The Congressional Review Act, 5 U.S.C. 801 et seq., as added by the
Small Business Regulatory Enforcement Fairness Act of 1996, generally
provides that before a rule may take effect, the agency promulgating
the rule must submit a rule report, which includes a copy of the rule,
to each House of the Congress and to the Comptroller General of the
United States. EPA will submit a report containing this action and
other required information to the U.S. Senate, the U.S. House of
Representatives, and the Comptroller General of the United States prior
to publication of the rule in the Federal Register. A major rule cannot
take effect until 60 days after it is published in the Federal
Register. This action is not a ``major rule'' as defined by 5 U.S.C.
804(2).
Under section 307(b)(1) of the CAA, petitions for judicial review
of this action must be filed in the United States Court of Appeals for
the appropriate circuit by October 24, 2016. Filing a petition for
reconsideration by the Administrator of this final rule does not affect
the finality of this action for the purposes of judicial review nor
does it extend the time within which a petition for judicial review may
be filed, and shall not postpone the effectiveness of such rule or
action. Parties with objections to this direct final rule are
encouraged to file a comment in response to the parallel notice of
proposed rulemaking for this action published in the proposed rules
section of today's Federal Register, rather than file an immediate
petition for judicial review of this direct final rule, so that EPA can
withdraw this direct final rule and address the comment in the proposed
rulemaking. This action may not be challenged later in proceedings to
enforce its requirements. (See section 307(b)(2).)

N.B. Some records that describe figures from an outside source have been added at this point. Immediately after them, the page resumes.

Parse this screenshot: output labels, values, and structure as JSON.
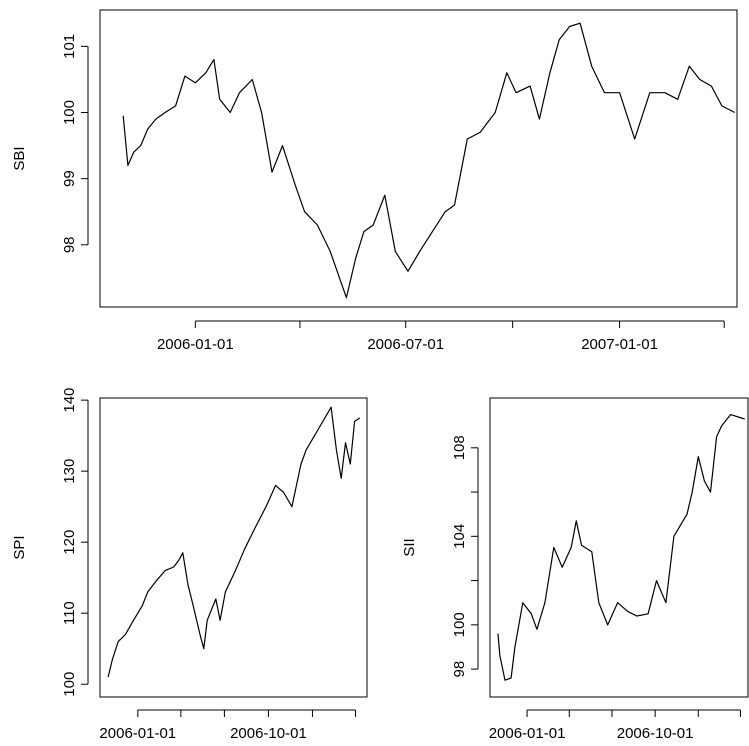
{
  "chart_data": [
    {
      "type": "line",
      "ylabel": "SBI",
      "color": "#000000",
      "xlim": [
        "2005-10-11",
        "2007-04-12"
      ],
      "ylim": [
        97.06,
        101.55
      ],
      "xticks": [
        {
          "value": "2006-01-01",
          "label": "2006-01-01"
        },
        {
          "value": "2006-04-01",
          "label": null
        },
        {
          "value": "2006-07-01",
          "label": "2006-07-01"
        },
        {
          "value": "2006-10-01",
          "label": null
        },
        {
          "value": "2007-01-01",
          "label": "2007-01-01"
        },
        {
          "value": "2007-04-01",
          "label": null
        }
      ],
      "yticks": [
        98,
        99,
        100,
        101
      ],
      "x": [
        "2005-10-31",
        "2005-11-04",
        "2005-11-09",
        "2005-11-15",
        "2005-11-21",
        "2005-11-28",
        "2005-12-06",
        "2005-12-15",
        "2005-12-23",
        "2006-01-01",
        "2006-01-10",
        "2006-01-17",
        "2006-01-22",
        "2006-01-31",
        "2006-02-08",
        "2006-02-19",
        "2006-02-27",
        "2006-03-08",
        "2006-03-17",
        "2006-03-28",
        "2006-04-05",
        "2006-04-16",
        "2006-04-27",
        "2006-05-05",
        "2006-05-11",
        "2006-05-19",
        "2006-05-26",
        "2006-06-03",
        "2006-06-13",
        "2006-06-22",
        "2006-07-03",
        "2006-07-13",
        "2006-07-24",
        "2006-08-04",
        "2006-08-12",
        "2006-08-23",
        "2006-09-03",
        "2006-09-16",
        "2006-09-26",
        "2006-10-04",
        "2006-10-16",
        "2006-10-24",
        "2006-11-02",
        "2006-11-10",
        "2006-11-19",
        "2006-11-28",
        "2006-12-08",
        "2006-12-19",
        "2007-01-01",
        "2007-01-14",
        "2007-01-27",
        "2007-02-09",
        "2007-02-20",
        "2007-03-02",
        "2007-03-11",
        "2007-03-21",
        "2007-03-30",
        "2007-04-10"
      ],
      "values": [
        99.95,
        99.2,
        99.4,
        99.5,
        99.75,
        99.9,
        100.0,
        100.1,
        100.55,
        100.45,
        100.6,
        100.8,
        100.2,
        100.0,
        100.3,
        100.5,
        100.0,
        99.1,
        99.5,
        98.9,
        98.5,
        98.3,
        97.9,
        97.5,
        97.2,
        97.8,
        98.2,
        98.3,
        98.75,
        97.9,
        97.6,
        97.9,
        98.2,
        98.5,
        98.6,
        99.6,
        99.7,
        100.0,
        100.6,
        100.3,
        100.4,
        99.9,
        100.6,
        101.1,
        101.3,
        101.35,
        100.7,
        100.3,
        100.3,
        99.6,
        100.3,
        100.3,
        100.2,
        100.7,
        100.5,
        100.4,
        100.1,
        100.0
      ]
    },
    {
      "type": "line",
      "ylabel": "SPI",
      "color": "#000000",
      "xlim": [
        "2005-10-14",
        "2007-04-25"
      ],
      "ylim": [
        98.2,
        140.3
      ],
      "xticks": [
        {
          "value": "2006-01-01",
          "label": "2006-01-01"
        },
        {
          "value": "2006-04-01",
          "label": null
        },
        {
          "value": "2006-07-01",
          "label": null
        },
        {
          "value": "2006-10-01",
          "label": "2006-10-01"
        },
        {
          "value": "2007-01-01",
          "label": null
        },
        {
          "value": "2007-04-01",
          "label": null
        }
      ],
      "yticks": [
        100,
        110,
        120,
        130,
        140
      ],
      "x": [
        "2005-10-31",
        "2005-11-09",
        "2005-11-21",
        "2005-12-06",
        "2005-12-23",
        "2006-01-10",
        "2006-01-22",
        "2006-02-08",
        "2006-02-27",
        "2006-03-17",
        "2006-03-28",
        "2006-04-05",
        "2006-04-16",
        "2006-04-27",
        "2006-05-11",
        "2006-05-19",
        "2006-05-26",
        "2006-06-13",
        "2006-06-22",
        "2006-07-03",
        "2006-07-24",
        "2006-08-12",
        "2006-09-03",
        "2006-09-26",
        "2006-10-16",
        "2006-11-02",
        "2006-11-19",
        "2006-12-08",
        "2006-12-19",
        "2007-01-14",
        "2007-02-09",
        "2007-02-20",
        "2007-03-02",
        "2007-03-11",
        "2007-03-21",
        "2007-03-30",
        "2007-04-10"
      ],
      "values": [
        101,
        103.5,
        106,
        107,
        109,
        111,
        113,
        114.5,
        116,
        116.5,
        117.5,
        118.5,
        114,
        111,
        107,
        105,
        109,
        112,
        109,
        113,
        116,
        119,
        122,
        125,
        128,
        127,
        125,
        131,
        133,
        136,
        139,
        133,
        129,
        134,
        131,
        137,
        137.5
      ]
    },
    {
      "type": "line",
      "ylabel": "SII",
      "color": "#000000",
      "xlim": [
        "2005-10-14",
        "2007-04-17"
      ],
      "ylim": [
        96.74,
        110.25
      ],
      "xticks": [
        {
          "value": "2006-01-01",
          "label": "2006-01-01"
        },
        {
          "value": "2006-04-01",
          "label": null
        },
        {
          "value": "2006-07-01",
          "label": null
        },
        {
          "value": "2006-10-01",
          "label": "2006-10-01"
        },
        {
          "value": "2007-01-01",
          "label": null
        },
        {
          "value": "2007-04-01",
          "label": null
        }
      ],
      "yticks": [
        98,
        100,
        {
          "value": 102,
          "label": null
        },
        104,
        {
          "value": 106,
          "label": null
        },
        108
      ],
      "x": [
        "2005-10-31",
        "2005-11-04",
        "2005-11-15",
        "2005-11-28",
        "2005-12-06",
        "2005-12-23",
        "2006-01-10",
        "2006-01-22",
        "2006-02-08",
        "2006-02-27",
        "2006-03-17",
        "2006-04-05",
        "2006-04-16",
        "2006-04-27",
        "2006-05-19",
        "2006-06-03",
        "2006-06-22",
        "2006-07-13",
        "2006-08-04",
        "2006-08-23",
        "2006-09-16",
        "2006-10-04",
        "2006-10-24",
        "2006-11-10",
        "2006-12-08",
        "2006-12-19",
        "2007-01-01",
        "2007-01-14",
        "2007-01-27",
        "2007-02-09",
        "2007-02-20",
        "2007-03-11",
        "2007-04-10"
      ],
      "values": [
        99.6,
        98.6,
        97.5,
        97.6,
        99,
        101,
        100.5,
        99.8,
        101,
        103.5,
        102.6,
        103.5,
        104.7,
        103.6,
        103.3,
        101,
        100,
        101,
        100.6,
        100.4,
        100.5,
        102,
        101,
        104,
        105,
        106,
        107.6,
        106.5,
        106,
        108.5,
        109,
        109.5,
        109.3
      ]
    }
  ]
}
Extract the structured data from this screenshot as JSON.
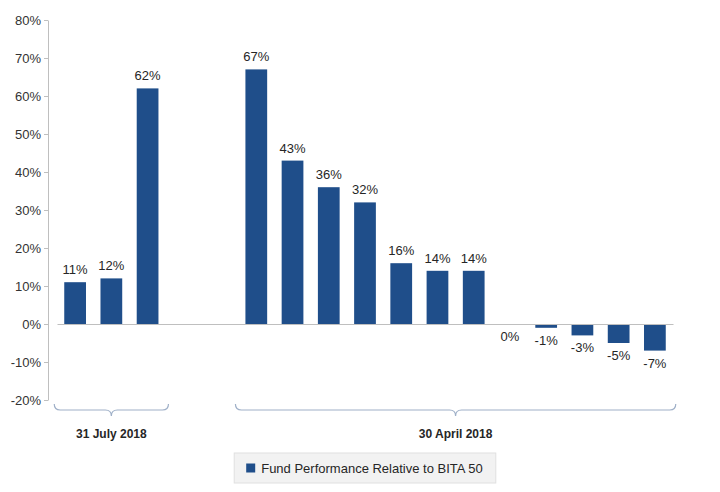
{
  "chart_data": {
    "type": "bar",
    "categories": [
      null,
      null,
      null,
      null,
      null,
      null,
      null,
      null,
      null,
      null,
      null,
      null,
      null,
      null,
      null,
      null,
      null
    ],
    "series": [
      {
        "name": "Fund Performance Relative to BITA 50",
        "color": "#1f4e8a",
        "values": [
          11,
          12,
          62,
          null,
          null,
          67,
          43,
          36,
          32,
          16,
          14,
          14,
          0,
          -1,
          -3,
          -5,
          -7
        ],
        "value_labels": [
          "11%",
          "12%",
          "62%",
          null,
          null,
          "67%",
          "43%",
          "36%",
          "32%",
          "16%",
          "14%",
          "14%",
          "0%",
          "-1%",
          "-3%",
          "-5%",
          "-7%"
        ]
      }
    ],
    "groups": [
      {
        "label": "31 July 2018",
        "start": 0,
        "end": 2
      },
      {
        "label": "30 April 2018",
        "start": 5,
        "end": 16
      }
    ],
    "ylim": [
      -20,
      80
    ],
    "yticks": [
      {
        "value": -20,
        "label": "-20%"
      },
      {
        "value": -10,
        "label": "-10%"
      },
      {
        "value": 0,
        "label": "0%"
      },
      {
        "value": 10,
        "label": "10%"
      },
      {
        "value": 20,
        "label": "20%"
      },
      {
        "value": 30,
        "label": "30%"
      },
      {
        "value": 40,
        "label": "40%"
      },
      {
        "value": 50,
        "label": "50%"
      },
      {
        "value": 60,
        "label": "60%"
      },
      {
        "value": 70,
        "label": "70%"
      },
      {
        "value": 80,
        "label": "80%"
      }
    ],
    "grid": false,
    "legend": "bottom",
    "data_labels": true,
    "tick_labels": "y"
  }
}
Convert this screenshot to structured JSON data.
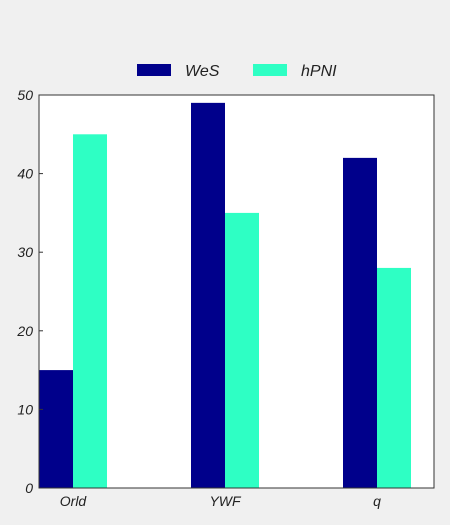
{
  "chart_data": {
    "type": "bar",
    "categories": [
      "Orld",
      "YWF",
      "q"
    ],
    "series": [
      {
        "name": "WeS",
        "values": [
          15,
          49,
          42
        ],
        "color": "#00008b"
      },
      {
        "name": "hPNI",
        "values": [
          45,
          35,
          28
        ],
        "color": "#2effc4"
      }
    ],
    "title": "",
    "xlabel": "",
    "ylabel": "",
    "ylim": [
      0,
      50
    ],
    "yticks": [
      "0",
      "10",
      "20",
      "30",
      "40",
      "50"
    ],
    "grid": false,
    "legend_position": "top-center",
    "background_color": "#f0f0f0",
    "plot_background_color": "#ffffff"
  }
}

List of Subjects in 40 CFR Part 52
Environmental protection, Air pollution control, Incorporation by
reference, Intergovernmental relations, Nitrogen dioxide, Particulate
matter, Reporting and recordkeeping requirements, Sulfur oxides.
Dated: August 9, 2016.
Robert A. Kaplan,
Acting Regional Administrator, Region 5.
40 CFR part 52 is amended as follows:
PART 52--APPROVAL AND PROMULGATION OF IMPLEMENTATION PLANS
0
1. The authority citation for part 52 continues to read as follows:
Authority: 42 U.S.C. 7401 et seq.
0
2. Section 52.776 is amended by adding paragraph (y) to read as
follows:
Sec. 52.776 Control strategy: Particulate matter.
* * * * *
(y) Approval-By submittal dated July 3, 2008, Indiana demonstrated
satisfaction of the requirements for reasonably available control
measures for its portion of the Cincinnati-Hamilton OH-KY-IN area.